Hines Ward may be a wide receiver, but some may know him best for his ability to hit. Over the years, one aspect of Ward’s game that has been highly criticized, is his blindside blocks on defensive players. While some consider Ward’s tactics dirty, others applaud him for having the courage to take on players twice his size. During the 2008 season, in a Week 7 game against the Cincinnati Bengals, Ward put a hit on Bengals’ linebacker, Keith Rivers, which ended the linebacker’s season. It was this particular hit, which influenced the NFL to put a new rule in place. Commonly referred to as “The Hines Ward Rule”, starting in the 2009 season, a blindside block will be illegal if the blocker uses his shoulder, forearm, or helmet and hits the head or neck area of the defender.

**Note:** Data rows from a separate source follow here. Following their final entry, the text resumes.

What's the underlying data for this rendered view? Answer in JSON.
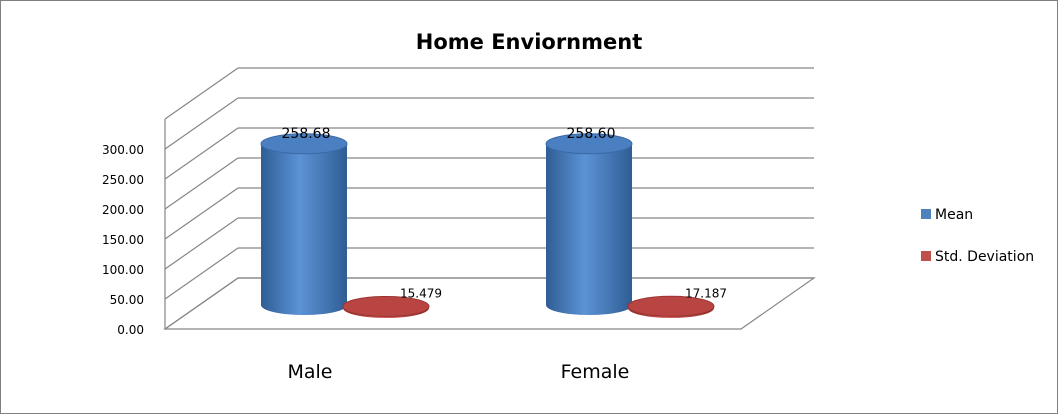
{
  "chart_data": {
    "type": "bar",
    "title": "Home Enviornment",
    "categories": [
      "Male",
      "Female"
    ],
    "series": [
      {
        "name": "Mean",
        "values": [
          258.68,
          258.6
        ],
        "labels": [
          "258.68",
          "258.60"
        ],
        "color": "#4f81bd"
      },
      {
        "name": "Std. Deviation",
        "values": [
          15.479,
          17.187
        ],
        "labels": [
          "15.479",
          "17.187"
        ],
        "color": "#c0504d"
      }
    ],
    "yticks": [
      "0.00",
      "50.00",
      "100.00",
      "150.00",
      "200.00",
      "250.00",
      "300.00"
    ],
    "ylim": [
      0,
      300
    ],
    "legend_position": "right",
    "grid": true
  }
}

Think of wide receivers for the Pittsburgh Steelers and the first two names that come to mind for most people are John Stallworth and Lynn Swann, but check the Steelers’ record books and the first name shown is that of Hines Ward. Very quietly, Hines Ward has become the all-time leading receiver for the Pittsburgh Steelers, passing the legendary names of Stallworth and Swann. Ward is a four-time Pro Bowler, and has had five career 1,000 receiving seasons to go with his 72 career touchdowns. The shining moment of Ward’s career thus far was his stellar performance in Super Bowl XL against the Seattle Seahawks. Ward had five receptions, for 123 yards and a touchdown. His efforts helped the Steelers get a 21-10 victory and the MVP Award. Ward became the fifth wide receiver in Super Bowl history to be named MVP, and the other Steeler on that list is none other than Lynn Swann.
Over 9,000 receiving yards, two Super Bowls, and four Pro Bowls later, Hines Ward shows no signs of slowing down. Entering his thirteenth season, Ward is playing harder than ever. Only Ward knows when he will play his last game, but it is believed by many that he already earned his place in Canton, Ohio. When that day comes, fans can be sure to see a familiar sight, Hines Ward on the steps of the Hall of Fame smiling, like they have seen so many times before.